County Will Take Up Numeric Limitations On Short-Term Rentals In November

(March 30) County officials will not institute any further regulations or limits on short-term rentals at least until November.
Short term rental units have been proliferating in the county’s unincorporated mountain and desert communities over the last five to ten years, prompting efforts to impose and enforce regulations on the owners of and the guests at those concerns. The transformation of what were formerly standard residences into temporary bed and breakfast inns, sometimes called “Air BNBs” [for air mattress bed and breakfasts] along with people living in typical homes located in traditional vacations spots in the mountains or near the Colorado River or at the periphery of Joshua Tree National Park have become a magnet, for a short time, for temporary neighbors they did not know and who in some cases had no regard for others they would not be likely to ever see again.
On occasion, those guests would prove to be poor neighbors, creating disturbances, inviting dozens, scores or even hundreds of others to parties on the leased or rented premises, creating parking and traffic problems. On occasions, such parties proved out to be raves, with highly intoxicated participants. Excessive noise was an issue in some cases. Bonfires were a staple of such gatherings. In some isolated cases, those lodging at rental properties or their guests grew aggressive or confrontational with nearby residents.The county took up the issue directly and generally in 2019 putting regulations in place and imposing a hefty fining regime on violators. Similarly, Big Bear Lake, Twentynine Palms and Yucca Valley instituted regulations, although those regulations were not always adequate as far as the neighboring landowners were concerned.
Those regulations involved, more or less, behavioral issues involving guests.
Another matter raised by short term rentals is the degree to which properties which might otherwise be providing permanent housing to the county’s population are being monopolized by weekenders, that is, vacationers, who typically stay two days a week, generally, at a home, sometimes a week, and only rarely two weeks or as much as a month. This has contributed to the housing shortage manifesting in local cities and all of Southern California.
In May 2022, Twentynine Palms set an 8.525 percent cap on how many of the city’s housing units can be utilized as vacation rentals, which practically means that no more than 500 of its 5,797 dwelling units can be occupied by short-term renters.
Through the county’s adoption of its current housing element in September 2022, the board of supervisors sought to address housing needs and the development of affordable housing. An issue identified was the degree to which short-term rentals impinge on the availability of housing throughout the county. The board requested that the county’s department of land use services study the issue, and carry out an assessment of short-term rentals by today, March 31. Thereafter, the board wanted land use services to collect information on how short-term rentals are affecting long-term housing, to be completed by June 30. Ultimately, the board asked that a presentation of findings be made by August 15, at which point, presumably, the board was to institute a policy, perhaps containing a percentage or numerical limitation on short-term rentals, similar to that in Twentynine Palms.

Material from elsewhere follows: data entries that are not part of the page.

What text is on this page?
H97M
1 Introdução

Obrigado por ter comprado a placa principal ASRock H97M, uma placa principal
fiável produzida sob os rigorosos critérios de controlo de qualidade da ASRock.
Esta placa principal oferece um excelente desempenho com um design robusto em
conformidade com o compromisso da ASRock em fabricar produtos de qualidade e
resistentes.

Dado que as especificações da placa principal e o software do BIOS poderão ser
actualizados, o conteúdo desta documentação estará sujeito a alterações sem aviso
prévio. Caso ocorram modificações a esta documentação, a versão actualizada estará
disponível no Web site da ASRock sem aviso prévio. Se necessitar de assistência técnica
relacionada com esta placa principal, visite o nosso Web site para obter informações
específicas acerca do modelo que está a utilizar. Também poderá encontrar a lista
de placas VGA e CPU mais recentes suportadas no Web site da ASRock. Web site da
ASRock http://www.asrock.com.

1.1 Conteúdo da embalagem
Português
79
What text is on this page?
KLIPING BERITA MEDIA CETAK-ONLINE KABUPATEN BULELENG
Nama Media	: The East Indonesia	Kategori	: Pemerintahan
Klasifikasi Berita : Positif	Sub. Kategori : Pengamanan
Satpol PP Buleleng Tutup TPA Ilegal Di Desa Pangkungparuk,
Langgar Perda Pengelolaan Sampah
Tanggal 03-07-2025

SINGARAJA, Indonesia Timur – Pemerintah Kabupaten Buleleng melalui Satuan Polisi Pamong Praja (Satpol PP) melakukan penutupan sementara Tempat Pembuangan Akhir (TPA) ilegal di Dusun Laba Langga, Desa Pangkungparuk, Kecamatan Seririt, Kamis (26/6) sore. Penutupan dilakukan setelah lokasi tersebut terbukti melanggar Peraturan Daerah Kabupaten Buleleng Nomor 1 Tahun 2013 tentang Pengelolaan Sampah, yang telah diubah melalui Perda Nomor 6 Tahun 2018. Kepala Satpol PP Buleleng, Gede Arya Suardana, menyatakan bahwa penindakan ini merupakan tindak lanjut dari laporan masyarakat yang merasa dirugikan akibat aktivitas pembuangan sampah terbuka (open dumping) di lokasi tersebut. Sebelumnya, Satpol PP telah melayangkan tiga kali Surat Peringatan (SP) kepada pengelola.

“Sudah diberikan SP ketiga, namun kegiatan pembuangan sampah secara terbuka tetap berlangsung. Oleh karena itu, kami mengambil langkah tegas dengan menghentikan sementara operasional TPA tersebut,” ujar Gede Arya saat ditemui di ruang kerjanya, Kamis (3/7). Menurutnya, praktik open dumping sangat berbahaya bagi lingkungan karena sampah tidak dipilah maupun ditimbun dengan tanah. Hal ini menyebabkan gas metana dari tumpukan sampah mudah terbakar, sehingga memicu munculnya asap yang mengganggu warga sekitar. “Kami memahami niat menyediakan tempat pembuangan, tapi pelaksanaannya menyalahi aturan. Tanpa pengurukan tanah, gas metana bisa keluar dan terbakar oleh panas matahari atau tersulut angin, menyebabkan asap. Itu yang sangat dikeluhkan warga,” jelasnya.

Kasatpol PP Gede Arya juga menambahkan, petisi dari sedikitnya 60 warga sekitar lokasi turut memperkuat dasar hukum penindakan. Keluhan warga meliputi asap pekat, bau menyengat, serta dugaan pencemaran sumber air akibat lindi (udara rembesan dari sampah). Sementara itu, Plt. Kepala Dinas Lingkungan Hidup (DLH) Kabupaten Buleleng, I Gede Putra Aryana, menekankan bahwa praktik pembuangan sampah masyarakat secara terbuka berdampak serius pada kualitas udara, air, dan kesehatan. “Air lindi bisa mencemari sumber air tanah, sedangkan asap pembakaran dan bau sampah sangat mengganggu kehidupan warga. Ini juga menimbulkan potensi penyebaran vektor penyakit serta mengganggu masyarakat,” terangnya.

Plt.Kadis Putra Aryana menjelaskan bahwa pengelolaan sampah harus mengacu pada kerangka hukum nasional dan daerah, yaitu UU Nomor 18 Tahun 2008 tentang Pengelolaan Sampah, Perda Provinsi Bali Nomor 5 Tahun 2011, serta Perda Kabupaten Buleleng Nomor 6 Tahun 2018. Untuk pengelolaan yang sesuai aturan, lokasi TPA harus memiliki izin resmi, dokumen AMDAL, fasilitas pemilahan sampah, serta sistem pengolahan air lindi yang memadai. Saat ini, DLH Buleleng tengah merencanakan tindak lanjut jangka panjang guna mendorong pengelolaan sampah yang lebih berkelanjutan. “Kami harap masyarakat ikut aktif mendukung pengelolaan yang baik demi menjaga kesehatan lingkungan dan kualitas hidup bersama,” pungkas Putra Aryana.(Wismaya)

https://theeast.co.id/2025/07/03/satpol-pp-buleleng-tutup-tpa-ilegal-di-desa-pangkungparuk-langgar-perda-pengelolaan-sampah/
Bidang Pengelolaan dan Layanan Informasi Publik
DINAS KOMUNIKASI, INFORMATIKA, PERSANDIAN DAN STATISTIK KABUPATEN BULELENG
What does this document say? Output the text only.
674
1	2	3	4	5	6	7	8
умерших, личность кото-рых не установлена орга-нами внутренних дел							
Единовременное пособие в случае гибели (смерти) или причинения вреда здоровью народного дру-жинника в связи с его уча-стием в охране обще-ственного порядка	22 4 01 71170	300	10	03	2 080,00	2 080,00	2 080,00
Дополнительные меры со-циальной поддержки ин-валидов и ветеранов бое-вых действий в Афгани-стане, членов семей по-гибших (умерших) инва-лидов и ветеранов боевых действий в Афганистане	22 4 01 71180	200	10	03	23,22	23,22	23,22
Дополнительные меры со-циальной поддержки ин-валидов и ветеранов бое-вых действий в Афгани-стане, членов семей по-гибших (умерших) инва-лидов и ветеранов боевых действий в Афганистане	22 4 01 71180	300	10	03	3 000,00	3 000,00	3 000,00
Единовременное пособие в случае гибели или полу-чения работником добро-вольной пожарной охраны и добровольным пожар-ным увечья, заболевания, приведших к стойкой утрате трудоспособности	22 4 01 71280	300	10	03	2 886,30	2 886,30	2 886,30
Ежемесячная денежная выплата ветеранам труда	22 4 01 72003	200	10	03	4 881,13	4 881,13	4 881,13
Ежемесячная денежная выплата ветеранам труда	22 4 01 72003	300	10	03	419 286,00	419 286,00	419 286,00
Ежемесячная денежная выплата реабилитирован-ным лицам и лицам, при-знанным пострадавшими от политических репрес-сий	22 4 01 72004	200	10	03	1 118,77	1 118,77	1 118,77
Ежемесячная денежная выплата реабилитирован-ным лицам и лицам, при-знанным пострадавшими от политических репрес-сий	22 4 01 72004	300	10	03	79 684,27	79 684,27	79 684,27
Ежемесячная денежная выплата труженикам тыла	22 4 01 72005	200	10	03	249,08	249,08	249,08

This, week, however, interim Director of Land Use Services Chad Nottingham said the department had run into a couple of roadblocks in assembling enough information upon which to make a recommendation.
“Unfortunately, due to the complexity of the data, to make an informed recommendation simply wasn’t available at this time,” Nottingham said. “We pushed hard to get the study done to get the data, but we couldn’t get it in time. We didn’t want to come before you and make an uninformed recommendation on this matter.”
Thus, Nottingham said, his department will begin a public outreach that will last from April to June, it will complete the data collection and study findings should be completed in August. “We’ll brings those findings and any recommendations back to you all later this year in November,” he said.